Les plantes, une nécessité face aux difficultés d’accès aux soins

Le plateau Leste est un plateau volcanique perché à plus de 1200 mètres d’altitude. Pour y arriver, deux mini-bus par jour parcourent la route traditionnelle pavée à travers les volcans.

Dérèglements climatiques

Rien à voir avec Losna dans la vallée de Tor, où l’eau abonde. Deux formes d’agriculture existent à Santo Antao : l’agriculture irriguée (regadiou) et l’agriculture pluviale (de sequeiro). Sans précipitations, les habitants des zones d’agriculture pluviale souffrent des quatre dernières années de sécheresse qui sévissent à Santo Antão.

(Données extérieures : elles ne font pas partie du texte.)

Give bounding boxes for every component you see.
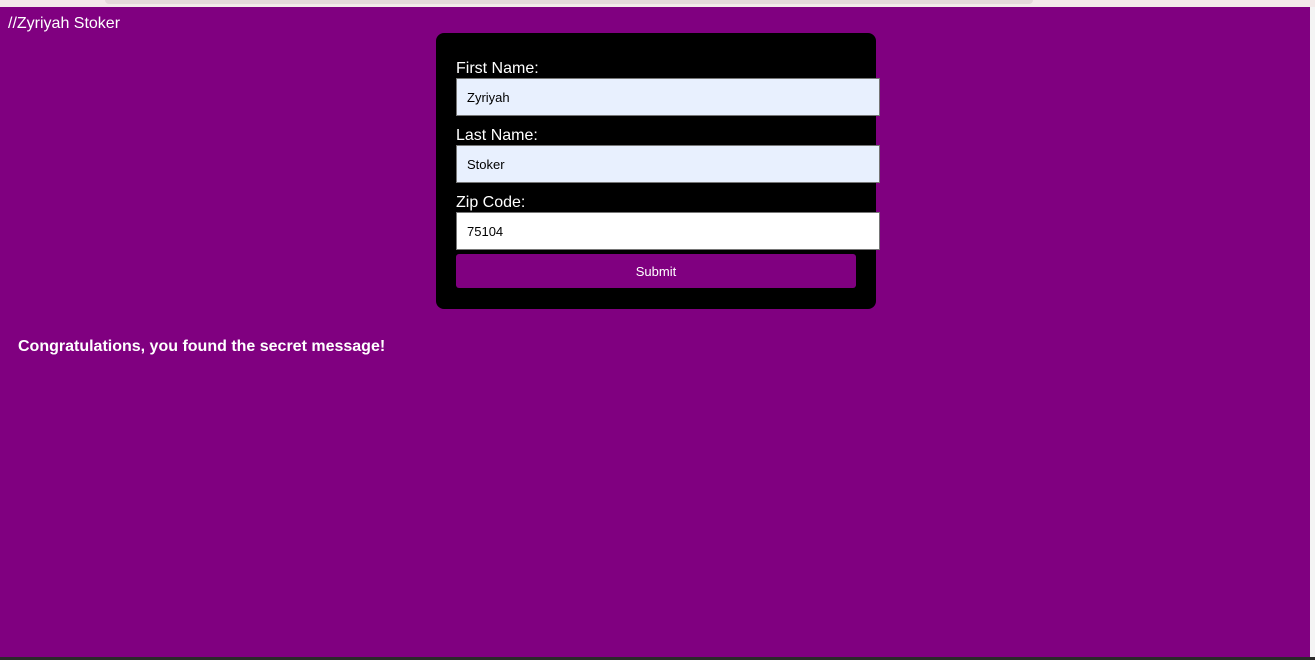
last-name-input[interactable] (456, 145, 880, 183)
page-body: //Zyriyah Stoker First Name: Last Name: … (0, 7, 1310, 657)
browser-top-edge (0, 0, 1315, 7)
window-right-edge (1310, 7, 1315, 657)
browser-tab-edge (105, 0, 1033, 4)
secret-message: Congratulations, you found the secret me… (18, 338, 386, 355)
last-name-label: Last Name: (456, 127, 538, 144)
zip-code-input[interactable] (456, 212, 880, 250)
contact-form: First Name: Last Name: Zip Code: Submit (436, 33, 880, 309)
submit-button[interactable]: Submit (456, 254, 856, 288)
zip-code-label: Zip Code: (456, 194, 526, 211)
first-name-label: First Name: (456, 60, 539, 77)
first-name-input[interactable] (456, 78, 880, 116)
author-comment: //Zyriyah Stoker (8, 15, 121, 32)
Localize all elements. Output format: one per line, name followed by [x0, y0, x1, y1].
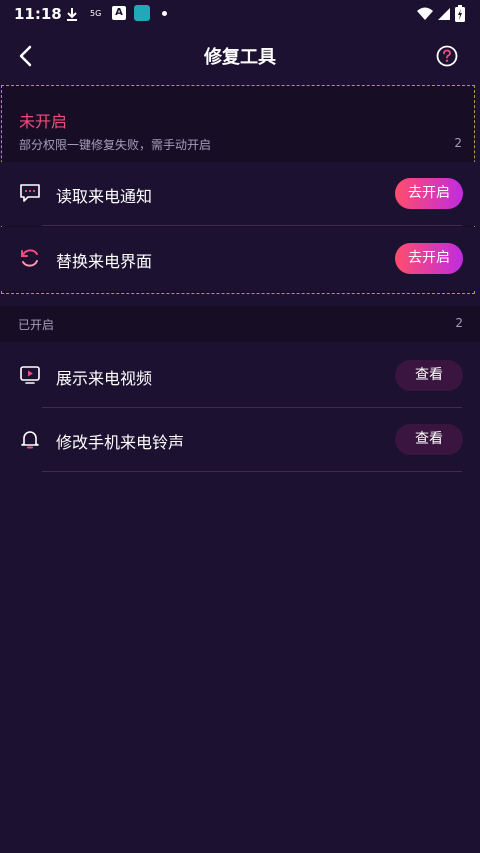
disabled-section-count: 2 [454, 136, 462, 150]
more-notifications-dot [162, 11, 167, 16]
disabled-section-title: 未开启 [19, 112, 68, 131]
enable-button[interactable]: 去开启 [395, 178, 463, 209]
app-a-icon: A [112, 6, 126, 20]
refresh-icon [21, 249, 38, 267]
signal-icon [438, 8, 450, 20]
page-title: 修复工具 [204, 47, 276, 68]
view-button[interactable]: 查看 [395, 360, 463, 391]
permission-row-replace-call-screen[interactable]: 替换来电界面 去开启 [0, 227, 480, 291]
video-icon [20, 366, 40, 384]
app-header: 修复工具 [0, 28, 480, 84]
enabled-section-title: 已开启 [18, 318, 55, 332]
enabled-permissions-header: 已开启 2 [0, 306, 480, 342]
permission-label: 展示来电视频 [56, 369, 153, 388]
app-notification-icon [134, 5, 150, 21]
network-5g-indicator: 5G [90, 9, 102, 18]
download-icon [67, 8, 77, 21]
disabled-section-subtitle: 部分权限一键修复失败，需手动开启 [19, 138, 212, 152]
help-button[interactable] [436, 45, 458, 67]
permission-row-read-notification[interactable]: 读取来电通知 去开启 [0, 162, 480, 226]
permission-label: 替换来电界面 [56, 252, 153, 271]
permission-label: 修改手机来电铃声 [56, 433, 185, 452]
view-button[interactable]: 查看 [395, 424, 463, 455]
permission-row-show-video[interactable]: 展示来电视频 查看 [0, 344, 480, 408]
status-bar: 11:18 5G A [0, 0, 480, 28]
permission-label: 读取来电通知 [56, 187, 153, 206]
enable-button[interactable]: 去开启 [395, 243, 463, 274]
wifi-icon [417, 7, 433, 20]
status-time: 11:18 [14, 5, 62, 23]
battery-icon [455, 5, 465, 22]
message-icon [20, 184, 40, 202]
row-divider [42, 225, 462, 226]
bell-icon [21, 431, 39, 449]
enabled-section-count: 2 [455, 316, 463, 330]
permission-row-ringtone[interactable]: 修改手机来电铃声 查看 [0, 408, 480, 472]
row-divider [42, 471, 462, 472]
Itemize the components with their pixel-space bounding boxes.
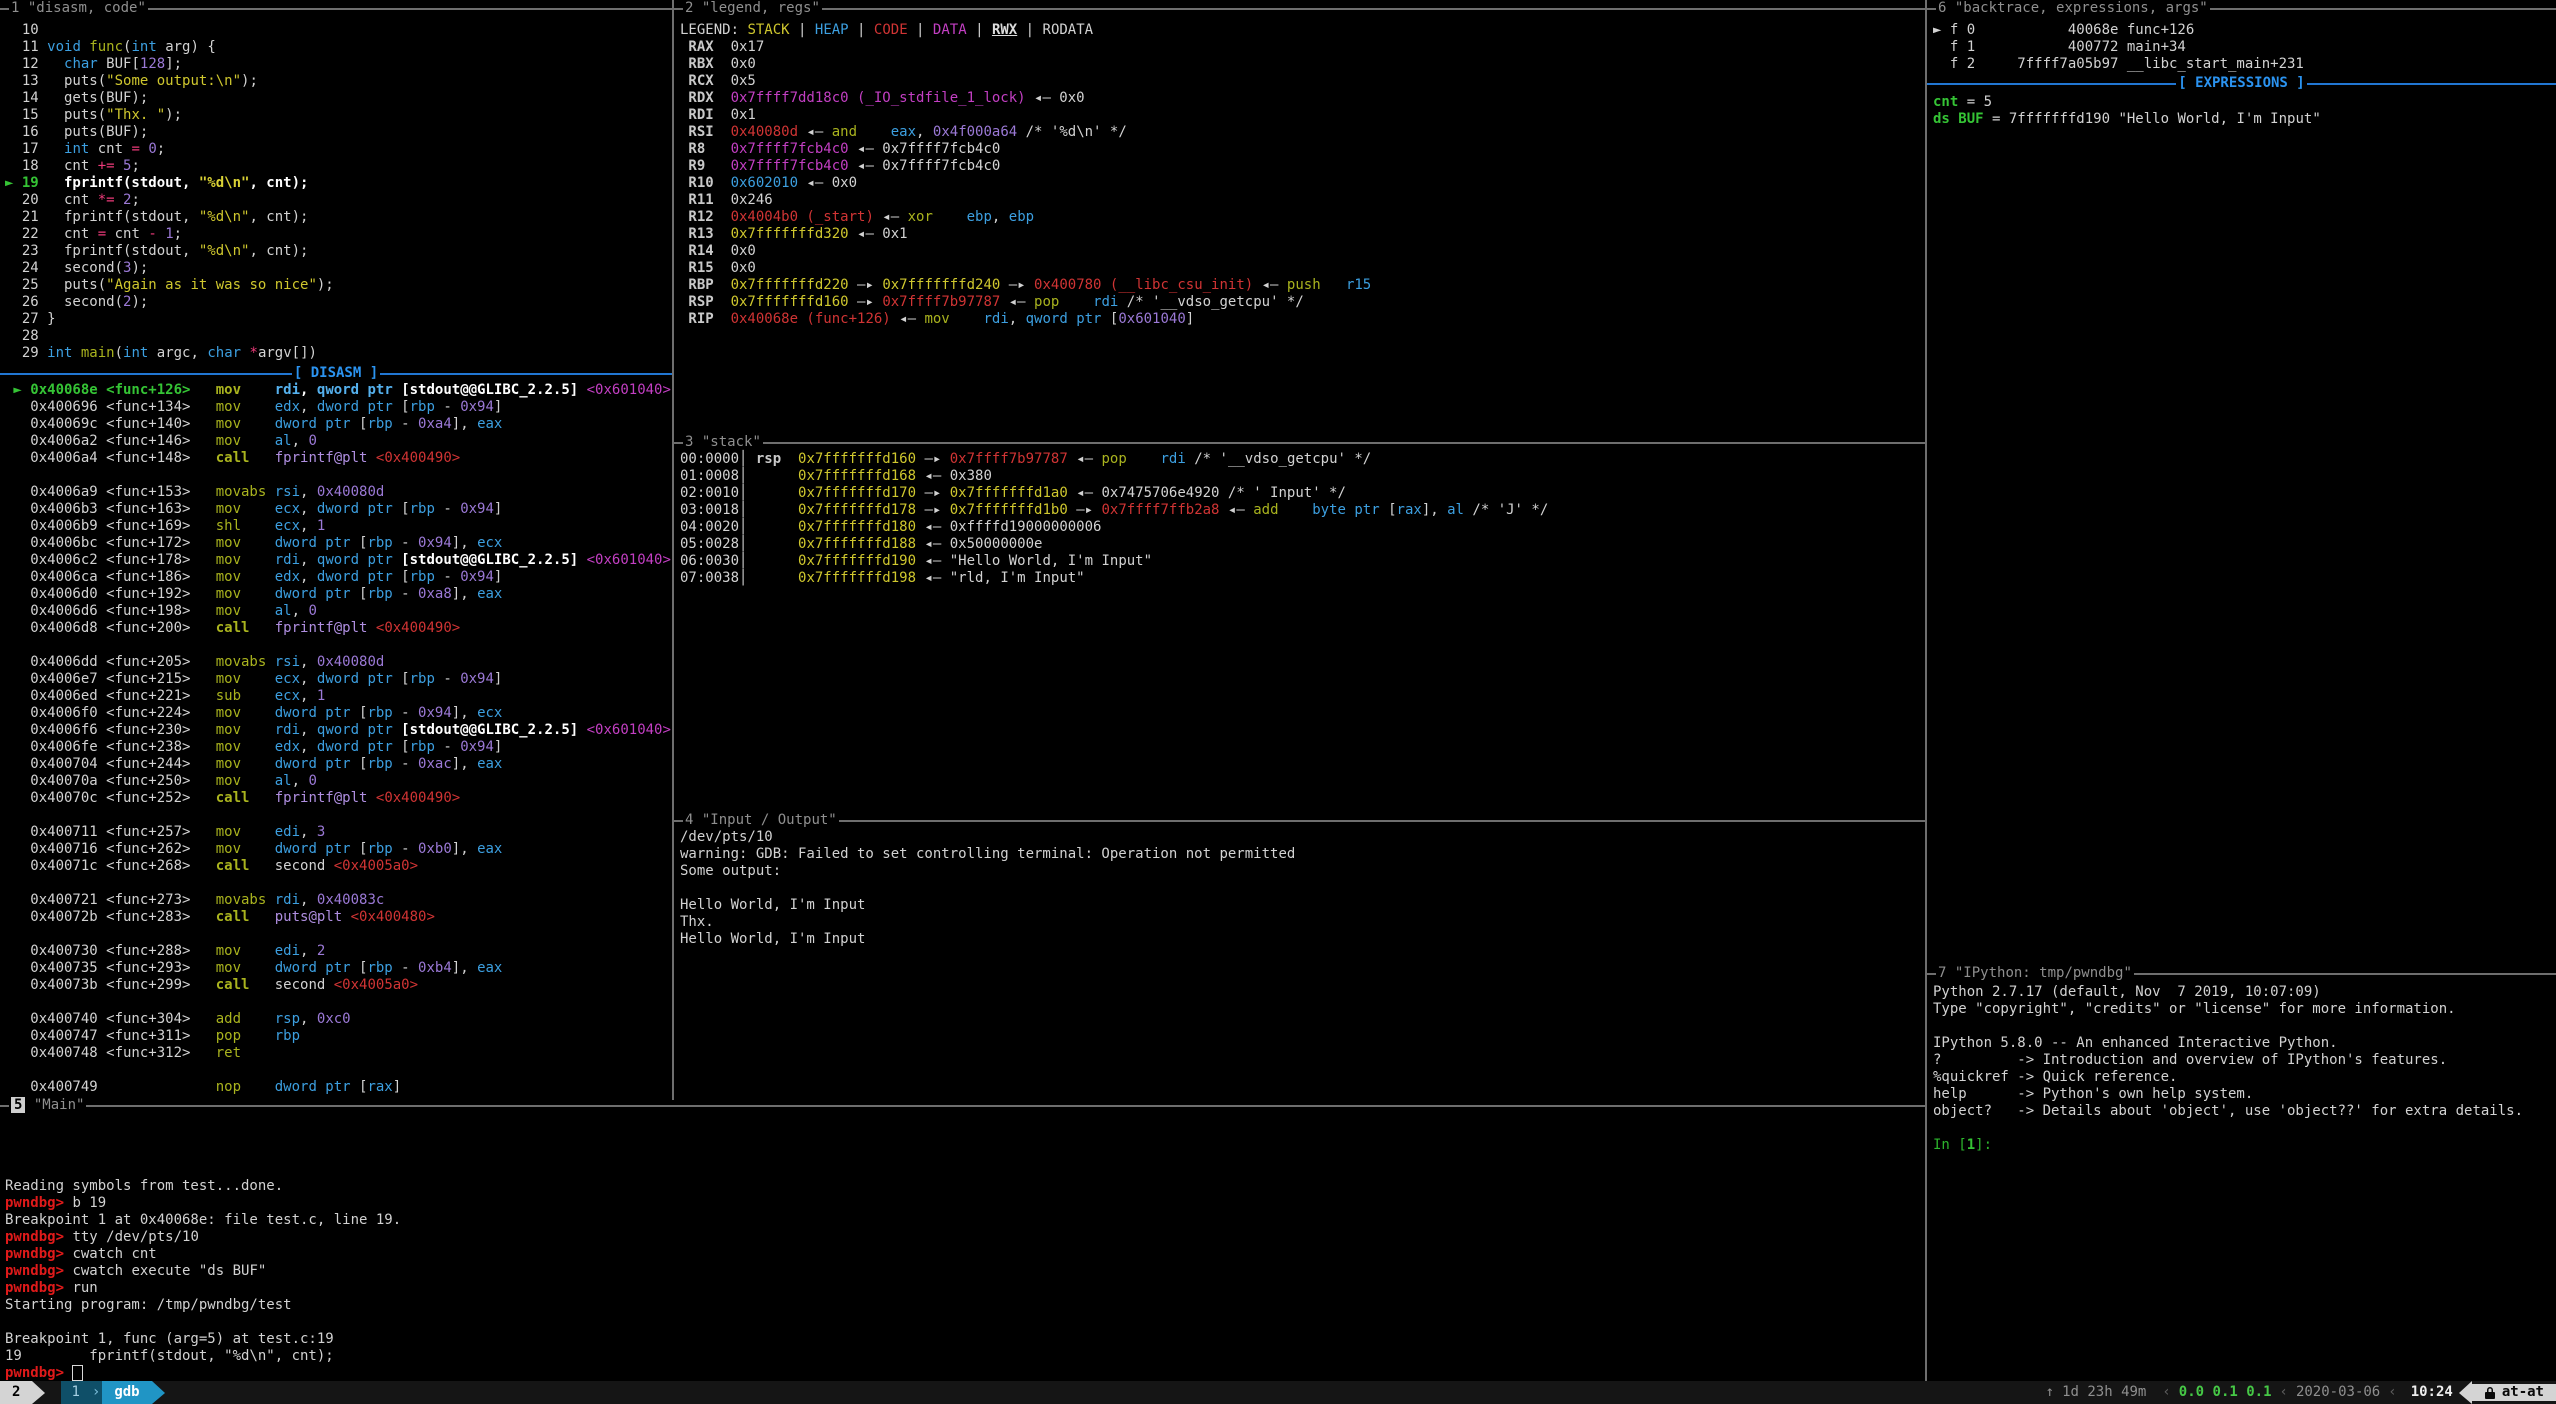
load-average: 0.0 0.1 0.1	[2179, 1384, 2272, 1401]
pane-title-legend-regs: 2 "legend, regs"	[674, 0, 1925, 17]
separator-chevron-icon: ‹	[2272, 1384, 2296, 1401]
window-tab-gdb[interactable]: gdb	[102, 1381, 151, 1404]
pane-border-vertical-right[interactable]	[1925, 0, 1927, 1381]
chevron-right-icon: ›	[90, 1381, 102, 1404]
pane-title-io: 4 "Input / Output"	[674, 812, 1925, 829]
expressions-section-separator: [ EXPRESSIONS ]	[1927, 75, 2556, 92]
gdb-console-pane[interactable]: Reading symbols from test...done.pwndbg>…	[5, 1110, 401, 1382]
pane-title-ipython: 7 "IPython: tmp/pwndbg"	[1927, 965, 2556, 982]
separator-chevron-icon: ‹	[2154, 1384, 2178, 1401]
pane-title-stack: 3 "stack"	[674, 434, 1925, 451]
tmux-status-bar: 2 1 › gdb ↑ 1d 23h 49m ‹ 0.0 0.1 0.1 ‹ 2…	[0, 1381, 2556, 1404]
lock-icon	[2484, 1386, 2496, 1400]
disassembly-pane[interactable]: ► 0x40068e <func+126> mov rdi, qword ptr…	[5, 382, 671, 1096]
backtrace-pane[interactable]: ► f 0 40068e func+126 f 1 400772 main+34…	[1933, 22, 2304, 73]
hostname-badge: at-at	[2472, 1384, 2556, 1401]
disasm-section-separator: [ DISASM ]	[0, 365, 672, 382]
powerline-triangle-icon	[2459, 1381, 2472, 1404]
pane-border-vertical-left[interactable]	[672, 0, 674, 1100]
session-badge[interactable]: 2	[0, 1381, 32, 1404]
expressions-pane[interactable]: cnt = 5ds BUF = 7fffffffd190 "Hello Worl…	[1933, 94, 2321, 128]
powerline-triangle-icon	[32, 1381, 45, 1404]
tmux-screen: 1 "disasm, code" 2 "legend, regs" 6 "bac…	[0, 0, 2556, 1404]
source-code-pane[interactable]: 10 11 void func(int arg) { 12 char BUF[1…	[5, 22, 334, 362]
date-text: 2020-03-06	[2296, 1384, 2380, 1401]
pane-title-backtrace: 6 "backtrace, expressions, args"	[1927, 0, 2556, 17]
uptime-arrow-icon: ↑	[2046, 1384, 2054, 1401]
window-index[interactable]: 1	[61, 1381, 89, 1404]
separator-chevron-icon: ‹	[2380, 1384, 2404, 1401]
powerline-triangle-icon	[152, 1381, 165, 1404]
stack-pane[interactable]: 00:0000│ rsp 0x7fffffffd160 —▸ 0x7ffff7b…	[680, 451, 1548, 587]
pane-title-disasm-code: 1 "disasm, code"	[0, 0, 672, 17]
clock-text: 10:24	[2405, 1384, 2459, 1401]
ipython-pane[interactable]: Python 2.7.17 (default, Nov 7 2019, 10:0…	[1933, 984, 2523, 1154]
registers-pane[interactable]: LEGEND: STACK | HEAP | CODE | DATA | RWX…	[680, 22, 1371, 328]
uptime-text: 1d 23h 49m	[2054, 1384, 2154, 1401]
io-pane[interactable]: /dev/pts/10warning: GDB: Failed to set c…	[680, 829, 1295, 948]
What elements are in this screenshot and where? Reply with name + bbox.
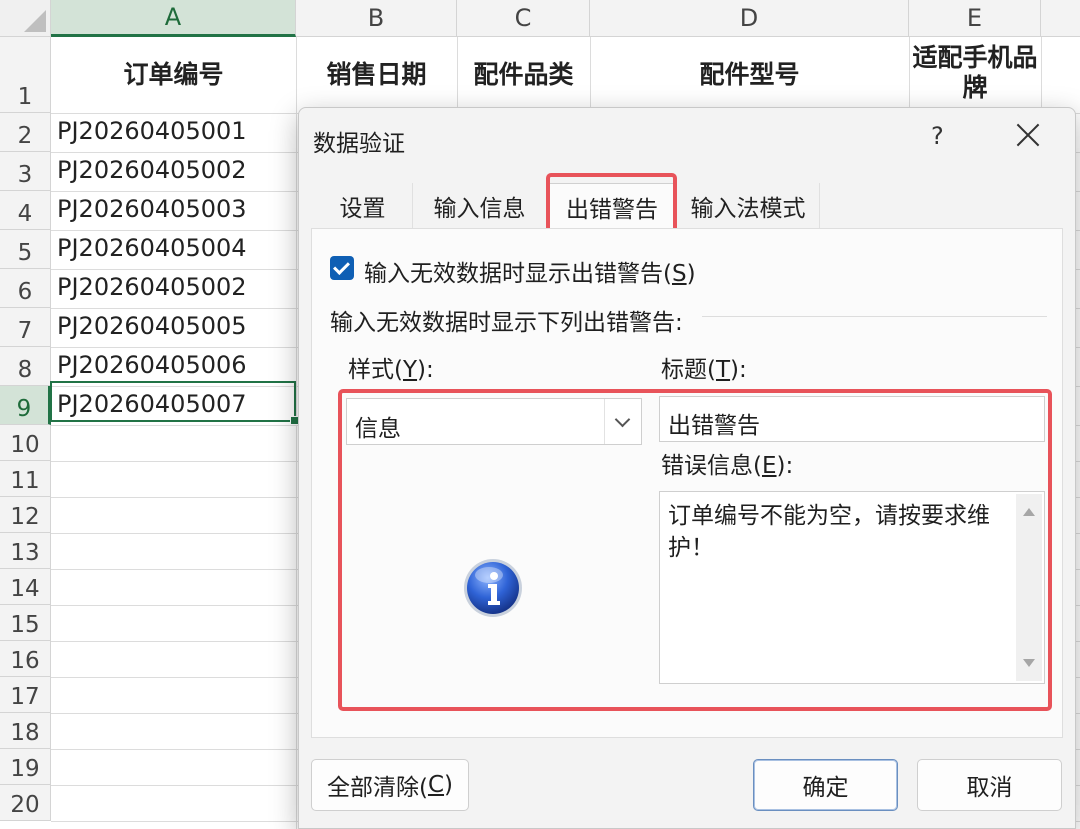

L’archipel a toujours connu des périodes de sécheresse, mais le changement climatique semble visible sur la végétation locale. Les cultures de café se sont déplacées vers les hauteurs. Les papayes sont apparues où le climat était plus frais.

Des paysans récoltent les quelques épis de maïs qui résistent. La précarité est flagrante. Ces territoires quasiment autonomes, les échanges monétaires sont très limités. Quelques euros pour payer une consultation médicale, sont souvent hors d’accès à ces populations paysannes. Sans eau, plus d’aliments pour se nourrir, plus de remèdes pour se soigner.

Ici, la médecine naturelle n’est pas un phénomène de mode, et encore moins un luxe comme en Europe, mais bien une nécessité. 

« Avant d’amener un enfant à l’hôpital, on le soigne d’abord avec des plantes. »

Géralda, habitante de Corda

AMUPAL

Je rencontre Josefa, une vraie guerrière qui se bat pour le développement de sa communauté. À la tête de l’association AMUPAL, une association de femmes dans la communauté d’Agua das Caldeiras, elle m’impressionne. Elle jongle entre de nombreux projets associatifs avec aisance et gère son association comme une cheffe de famille. Elle n’a jamais fait d’études mais tout appris par elle-même avec l’expérience des autres. Elle m’explique la réalité de l’accès aux soins médicaux dans les communautés rurales, où les plantes sont encore les premiers remèdes. 

Josefa, en préparation de liqueur à base de plantes médicinales

« Même quand j’ai peu, je partage ce peu avec ceux qui n’ont rien. » 

Josefa, présidente de l’association AMUPAL

Il y a beau avoir des médecins désormais à Santo Antão, les soins médicaux sont encore difficilement accessibles pour la majorité de la population. Les médicaments pharmaceutiques sont en partie pris en charge par l’État cap verdien, mais le coût total d’une consultation reste loin d’être négligeable. Le transport, la consultation, et les médicaments représentent au final une somme conséquente pour des paysans sans emploi qui vivent au jour le jour.

« Les gens prennent des plantes parce qu’ils ne peuvent se payer une consultation et un médicament. C’est pourquoi je pense que ces plantes sont miraculeuses, et particulièrement pour les pauvres. »

Josefa, présidente de l’association AMUPAL

Même sans difficultés financières, cueillir une plante pour en faire une infusion reste bien plus facile et rapide qu’un aller retour en transport collectif jusqu’à Porto Novo, la ville la plus proche, pour acheter un médicament à la pharmacie.  L’usage des plantes locales s’impose alors comme une évidence. Tisanes de romarin, peau de citron, pahla texeira (une herbacée originaire d’Amérique), ou feuille de gingembre, sont des remèdes couramment utilisés par la population.

Or les plantes qui poussaient abondamment se font de plus en plus rares avec ces trois dernières années de sécheresse. La flore de l’archipel est largement menacée et cette situation s’est aggravée cette dernière décennie. Plus des deux tiers des espèces végétales sont en voie de disparition au Cap Vert. Les espèces endémiques, qui n’existent qu’au Cap vert, sont particulièrement touchées. Les causes ? L’arrachage sauvage, le pâturage libre, les espèces invasives et les irrégularités de précipitations.

Josefa et les membres de l’association AMUPAL

«Si nous nous comportons mal avec la nature, elle nous le rend en retour. Quand une espèce disparait, nous n’avons plus de plantes pour nos remèdes naturels. Nous avons des douleurs sans pouvoir les guérir. »

Josefa, présidente de l’association AMUPAL.